Unlike residential tenancies, the terms and conditions of commercial leases are almost entirely negotiable between the parties. As such, the customizable nature of commercial leases presents an interesting challenge when it comes to both interpretation and drafting since no two are exactly the same. However, this flexibility can also be intimidating for a recent call who, at the very least, wants to ensure that the agreement is binding. Fortunately, the Court has established the below guidance with respect to the handful of provisions that must be included in a commercial lease for it to be enforceable.
- In Writing Requirement
Under the Statute of Frauds, any agreement that creates an interest in land must be in writing and signed by the parties in order to be enforceable. A commercial lease is deemed to have created an interest in land where the term of the lease is more than three years in length. It is standard for commercial leases to be at least five years in length, and, as such, many commercial leases will be subject to the Statute of Frauds. in accordance with Electronic Commerce Act, 2000, the in-writing requirement can be satisfied where an agreement is in electronic form as long as the agreement remains accessible so as to be usable for subsequent reference.
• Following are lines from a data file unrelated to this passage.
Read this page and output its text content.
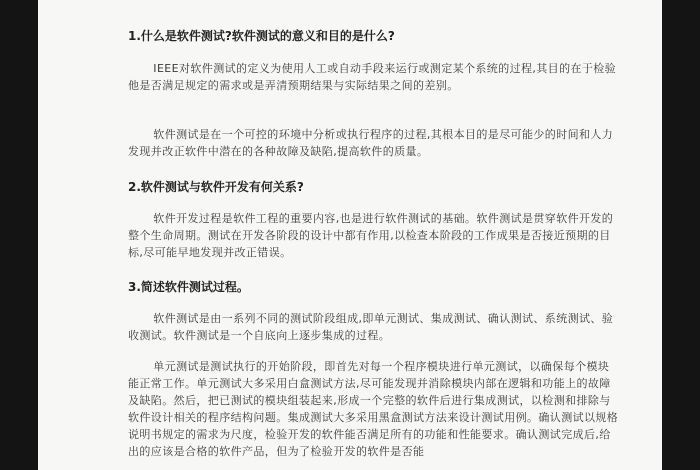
1.什么是软件测试?软件测试的意义和目的是什么?
IEEE对软件测试的定义为使用人工或自动手段来运行或测定某个系统的过程,其目的在于检验他是否满足规定的需求或是弄清预期结果与实际结果之间的差别。
软件测试是在一个可控的环境中分析或执行程序的过程,其根本目的是尽可能少的时间和人力发现并改正软件中潜在的各种故障及缺陷,提高软件的质量。
2.软件测试与软件开发有何关系?
软件开发过程是软件工程的重要内容,也是进行软件测试的基础。软件测试是贯穿软件开发的整个生命周期。测试在开发各阶段的设计中都有作用,以检查本阶段的工作成果是否接近预期的目标,尽可能早地发现并改正错误。
3.简述软件测试过程。
软件测试是由一系列不同的测试阶段组成,即单元测试、集成测试、确认测试、系统测试、验收测试。软件测试是一个自底向上逐步集成的过程。
单元测试是测试执行的开始阶段，即首先对每一个程序模块进行单元测试，以确保每个模块能正常工作。单元测试大多采用白盒测试方法,尽可能发现并消除模块内部在逻辑和功能上的故障及缺陷。然后，把已测试的模块组装起来,形成一个完整的软件后进行集成测试，以检测和排除与软件设计相关的程序结构问题。集成测试大多采用黑盒测试方法来设计测试用例。确认测试以规格说明书规定的需求为尺度，检验开发的软件能否满足所有的功能和性能要求。确认测试完成后,给出的应该是合格的软件产品，但为了检验开发的软件是否能
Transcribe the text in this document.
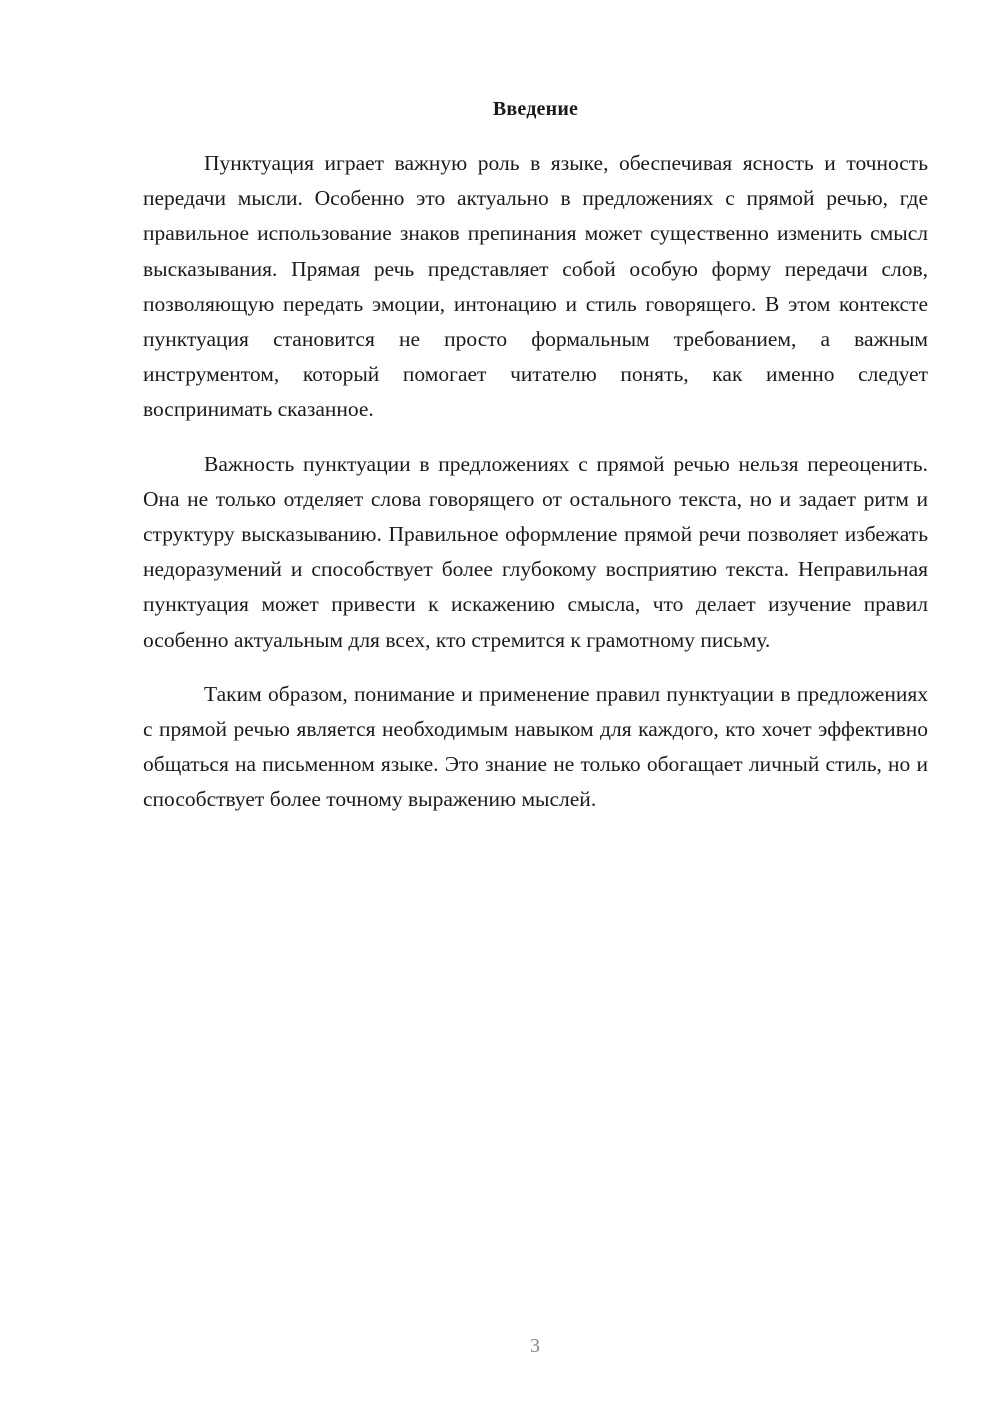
Введение

Пунктуация играет важную роль в языке, обеспечивая ясность и точность передачи мысли. Особенно это актуально в предложениях с прямой речью, где правильное использование знаков препинания может существенно изменить смысл высказывания. Прямая речь представляет собой особую форму передачи слов, позволяющую передать эмоции, интонацию и стиль говорящего. В этом контексте пунктуация становится не просто формальным требованием, а важным инструментом, который помогает читателю понять, как именно следует воспринимать сказанное.

Важность пунктуации в предложениях с прямой речью нельзя переоценить. Она не только отделяет слова говорящего от остального текста, но и задает ритм и структуру высказыванию. Правильное оформление прямой речи позволяет избежать недоразумений и способствует более глубокому восприятию текста. Неправильная пунктуация может привести к искажению смысла, что делает изучение правил особенно актуальным для всех, кто стремится к грамотному письму.

Таким образом, понимание и применение правил пунктуации в предложениях с прямой речью является необходимым навыком для каждого, кто хочет эффективно общаться на письменном языке. Это знание не только обогащает личный стиль, но и способствует более точному выражению мыслей.

3
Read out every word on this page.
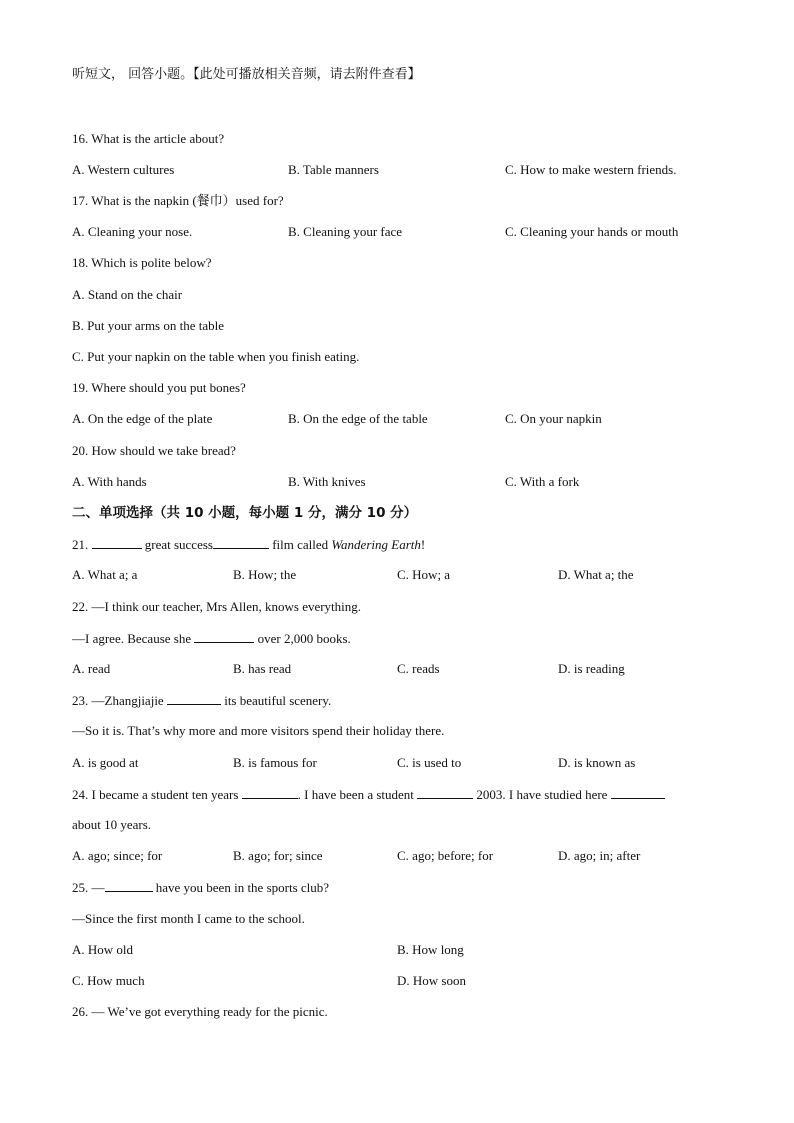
听短文， 回答小题。【此处可播放相关音频，请去附件查看】
16. What is the article about?
A. Western cultures	B. Table manners	C. How to make western friends.
17. What is the napkin (餐巾）used for?
A. Cleaning your nose.	B. Cleaning your face	C. Cleaning your hands or mouth
18. Which is polite below?
A. Stand on the chair
B. Put your arms on the table
C. Put your napkin on the table when you finish eating.
19. Where should you put bones?
A. On the edge of the plate	B. On the edge of the table	C. On your napkin
20. How should we take bread?
A. With hands	B. With knives	C. With a fork
二、单项选择（共 10 小题，每小题 1 分，满分 10 分）
21.	great success	film called Wandering Earth!
A. What a; a	B. How; the	C. How; a	D. What a; the
22. —I think our teacher, Mrs Allen, knows everything.
—I agree. Because she	over 2,000 books.
A. read	B. has read	C. reads	D. is reading
23. —Zhangjiajie	its beautiful scenery.
—So it is. That’s why more and more visitors spend their holiday there.
A. is good at	B. is famous for	C. is used to	D. is known as
24. I became a student ten years	. I have been a student	2003. I have studied here
about 10 years.
A. ago; since; for	B. ago; for; since	C. ago; before; for	D. ago; in; after
25. —	have you been in the sports club?
—Since the first month I came to the school.
A. How old	B. How long
C. How much	D. How soon
26. — We’ve got everything ready for the picnic.
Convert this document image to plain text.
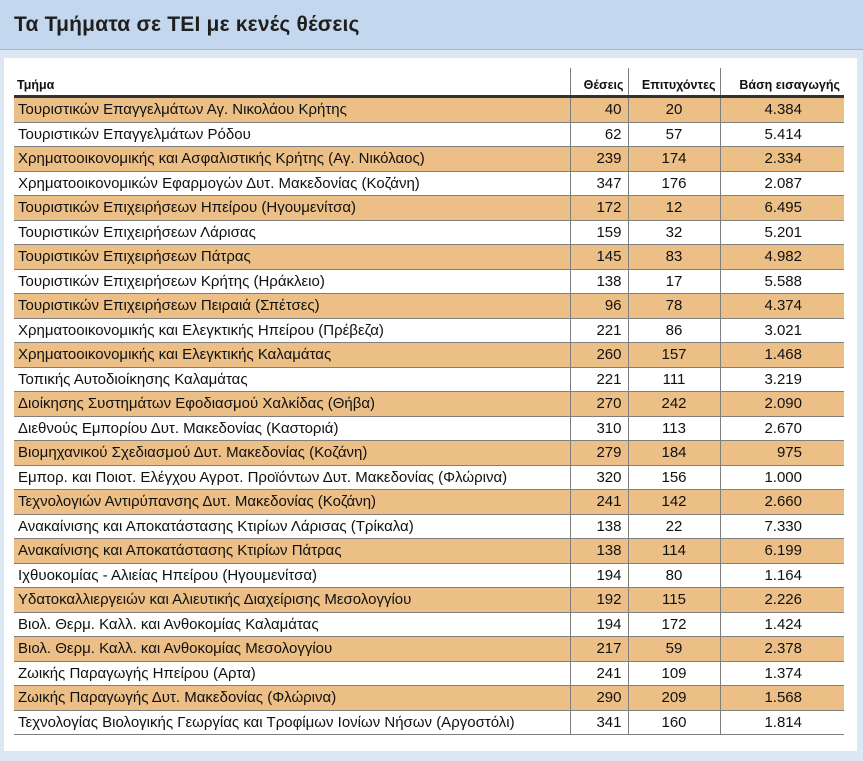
Τα Τμήματα σε ΤΕΙ με κενές θέσεις
Τμήμα	Θέσεις	Επιτυχόντες	Βάση εισαγωγής
Τουριστικών Επαγγελμάτων Αγ. Νικολάου Κρήτης	40	20	4.384
Τουριστικών Επαγγελμάτων Ρόδου	62	57	5.414
Χρηματοοικονομικής και Ασφαλιστικής Κρήτης (Αγ. Νικόλαος)	239	174	2.334
Χρηματοοικονομικών Εφαρμογών Δυτ. Μακεδονίας (Κοζάνη)	347	176	2.087
Τουριστικών Επιχειρήσεων Ηπείρου (Ηγουμενίτσα)	172	12	6.495
Τουριστικών Επιχειρήσεων Λάρισας	159	32	5.201
Τουριστικών Επιχειρήσεων Πάτρας	145	83	4.982
Τουριστικών Επιχειρήσεων Κρήτης (Ηράκλειο)	138	17	5.588
Τουριστικών Επιχειρήσεων Πειραιά (Σπέτσες)	96	78	4.374
Χρηματοοικονομικής και Ελεγκτικής Ηπείρου (Πρέβεζα)	221	86	3.021
Χρηματοοικονομικής και Ελεγκτικής Καλαμάτας	260	157	1.468
Τοπικής Αυτοδιοίκησης Καλαμάτας	221	111	3.219
Διοίκησης Συστημάτων Εφοδιασμού Χαλκίδας (Θήβα)	270	242	2.090
Διεθνούς Εμπορίου Δυτ. Μακεδονίας (Καστοριά)	310	113	2.670
Βιομηχανικού Σχεδιασμού Δυτ. Μακεδονίας (Κοζάνη)	279	184	975
Εμπορ. και Ποιοτ. Ελέγχου Αγροτ. Προϊόντων Δυτ. Μακεδονίας (Φλώρινα)	320	156	1.000
Τεχνολογιών Αντιρύπανσης Δυτ. Μακεδονίας (Κοζάνη)	241	142	2.660
Ανακαίνισης και Αποκατάστασης Κτιρίων Λάρισας (Τρίκαλα)	138	22	7.330
Ανακαίνισης και Αποκατάστασης Κτιρίων Πάτρας	138	114	6.199
Ιχθυοκομίας - Αλιείας Ηπείρου (Ηγουμενίτσα)	194	80	1.164
Υδατοκαλλιεργειών και Αλιευτικής Διαχείρισης Μεσολογγίου	192	115	2.226
Βιολ. Θερμ. Καλλ. και Ανθοκομίας Καλαμάτας	194	172	1.424
Βιολ. Θερμ. Καλλ. και Ανθοκομίας Μεσολογγίου	217	59	2.378
Ζωικής Παραγωγής Ηπείρου (Αρτα)	241	109	1.374
Ζωικής Παραγωγής Δυτ. Μακεδονίας (Φλώρινα)	290	209	1.568
Τεχνολογίας Βιολογικής Γεωργίας και Τροφίμων Ιονίων Νήσων (Αργοστόλι)	341	160	1.814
Further, the Court has found that typed names and/or email signature blocks may even be adequate evidence of execution by the parties in fulfillment of the signing requirement of Statute of Frauds.
- Defined Premises
In order to be an enforceable, a commercial lease must define the premises that form the subject of the agreement in such a way that they are clearly ascertainable. Essentially, it must be clear as to which premises the tenant is leasing from the landlord and that the landlord is leasing to the tenant. The Court will typically look at the specific words in the alleged lease and use common sense when determining whether this requirement is met.